В годы войны я не раз добирался до Кронштадта и на его ближние и дальние форты — и со стороны Ораниенбаума (до поры, пока немцы не перерезали этот путь и не заняли Петергоф), и со стороны Лисьего Носа (некогда глухого места, так страшно описанного Леонидом Андреевым в его «Рассказе о семи повешенных» — в Лисьем Носу в столыпинские времена вешали революционеров). Когда блокада замкнулась и Кронштадт оказался сдавленным двумя берегами, занятыми врагом, Лисий Нос стал оживленнейшим пунктом, важнейшей коммуникацией на путях к Кронштадту, к фортам, к «малой ленинградской земле», как тогда называли ораниенбаумский «пятачок».
Огонь кронштадтских фортов надежно прикрывал «пятачок», и он так и продержался — до начала нашего наступления.
С третьей стороны, с той, откуда идем сейчас мы, в годы войны подходить к Кронштадту не доводилось.
И, пожалуй, тогда, в сорок первом, отдал бы год жизни, а то и побольше, если б заглянуть в некий гороскоп и увидеть себя спустя почти двадцать лет, на борту белого теплохода, возвращающегося из мирного заграничного рейса. И то, как встречные «купцы» под германскими вымпелами мирно салютуют «Михаилу Калинину». И то, как «наш» отвечает немцам добродушным ворчанием белой трубы с красной каймой.

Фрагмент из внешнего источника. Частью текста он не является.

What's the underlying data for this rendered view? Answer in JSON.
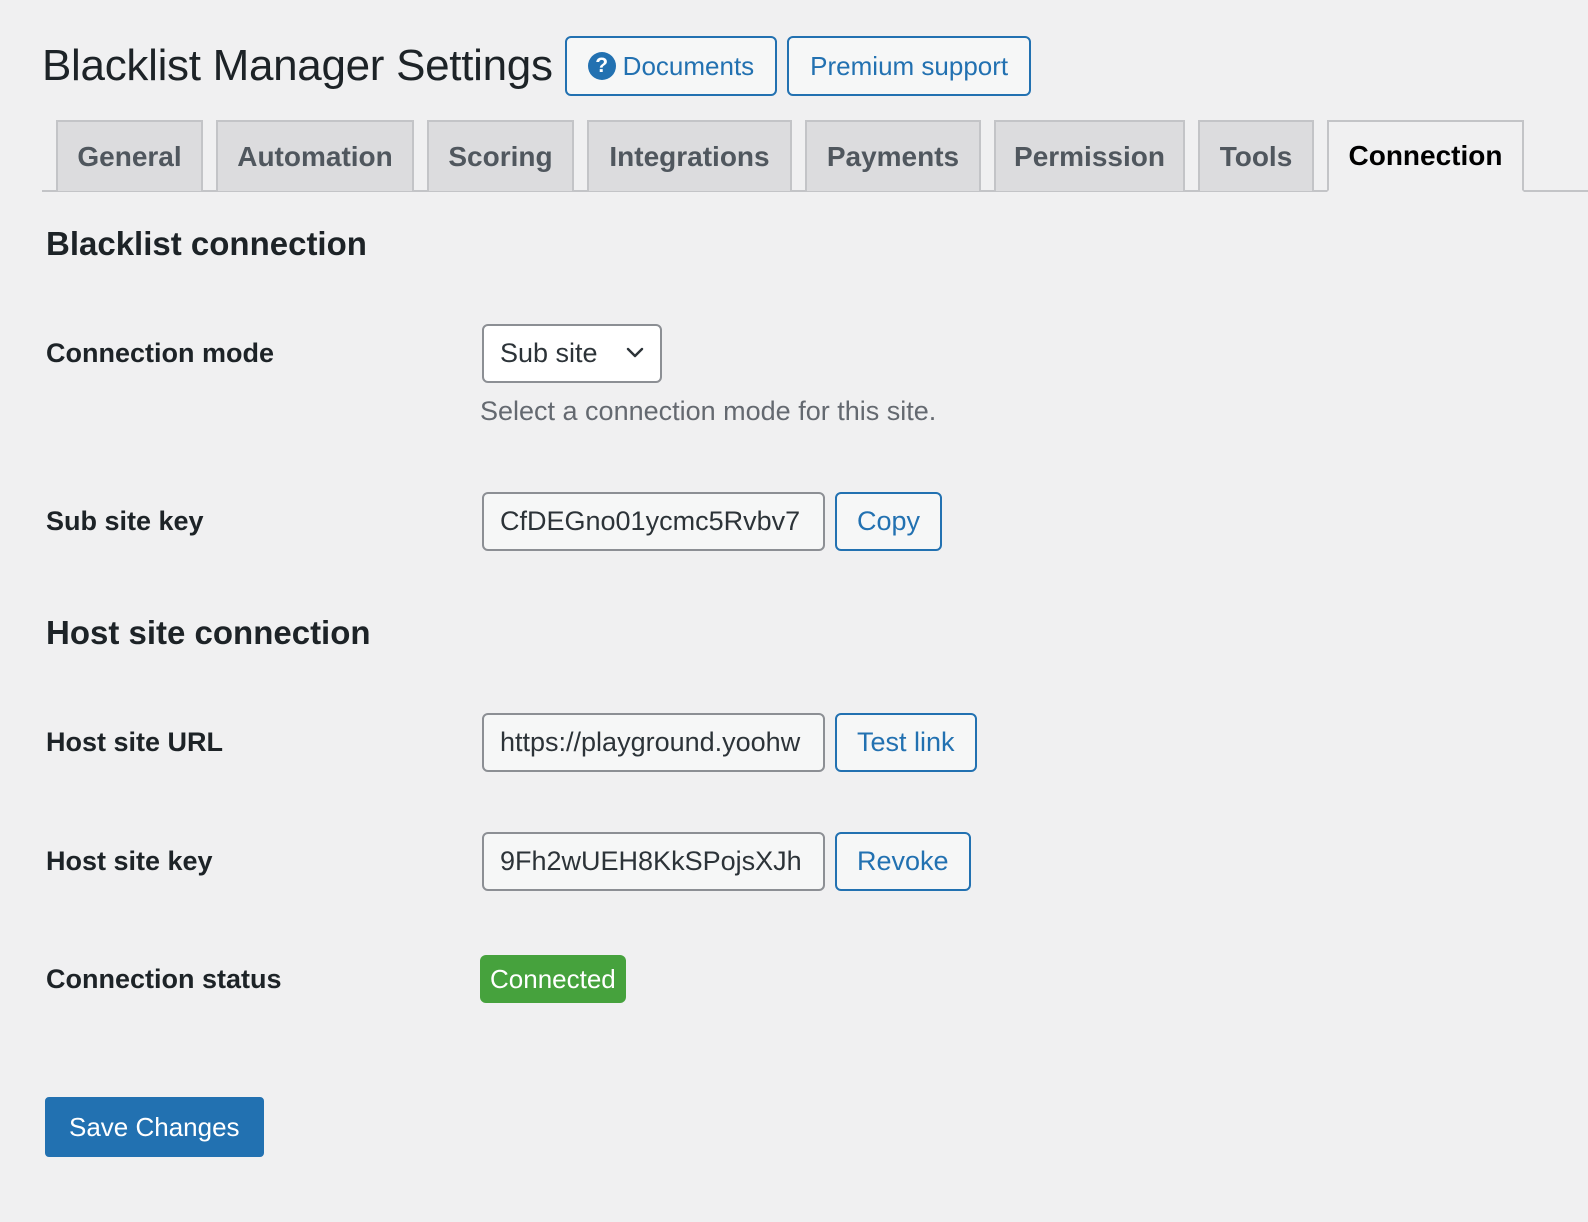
{
  "header": {
    "title": "Blacklist Manager Settings",
    "documents_icon": "?",
    "documents_label": "Documents",
    "support_label": "Premium support"
  },
  "tabs": [
    {
      "label": "General",
      "active": false
    },
    {
      "label": "Automation",
      "active": false
    },
    {
      "label": "Scoring",
      "active": false
    },
    {
      "label": "Integrations",
      "active": false
    },
    {
      "label": "Payments",
      "active": false
    },
    {
      "label": "Permission",
      "active": false
    },
    {
      "label": "Tools",
      "active": false
    },
    {
      "label": "Connection",
      "active": true
    }
  ],
  "blacklist_connection": {
    "title": "Blacklist connection",
    "mode": {
      "label": "Connection mode",
      "value": "Sub site",
      "description": "Select a connection mode for this site."
    },
    "sub_site_key": {
      "label": "Sub site key",
      "value": "CfDEGno01ycmc5Rvbv7",
      "button": "Copy"
    }
  },
  "host_site_connection": {
    "title": "Host site connection",
    "url": {
      "label": "Host site URL",
      "value": "https://playground.yoohw",
      "button": "Test link"
    },
    "key": {
      "label": "Host site key",
      "value": "9Fh2wUEH8KkSPojsXJh",
      "button": "Revoke"
    },
    "status": {
      "label": "Connection status",
      "value": "Connected",
      "color": "#46a23d"
    }
  },
  "footer": {
    "save_label": "Save Changes"
  },
  "colors": {
    "accent": "#2271b1",
    "background": "#f0f0f1",
    "success": "#46a23d"
  }
}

Словно бы чудище, «обло, озорно, огромно, стозевно», вынырнул из волн морских форт — одна из морских крепостей на подступах к Санкт-Петербургу — Петрограду — Ленинграду, выдвинутых к Западу. Угрюмое детище Петра, насыпной остров с гранитными казематами, оснащенный тяжелыми дальнобойными орудиями.
На одном из таких фортов, поближе к финским позициям, провел я в войну несколько дней, отрезанный от материка непогодой. Был шторм девять баллов, волны захлестывали гранит Петровской пристани, старинную чугунную решетку, в ночном небе мигали звезды, бросая дрожащий свет на кипение стихии, — ненужная никому в эти тяжкие дни красота. Вместе со мною застряли шесть краснофлотцев с соседнего форта — пришли сюда на шлюпке и дремали в креслах ленинского кубрика. Катеру, отправившемуся на материк за почтой и капустой, оперативный крепости не дал «добро».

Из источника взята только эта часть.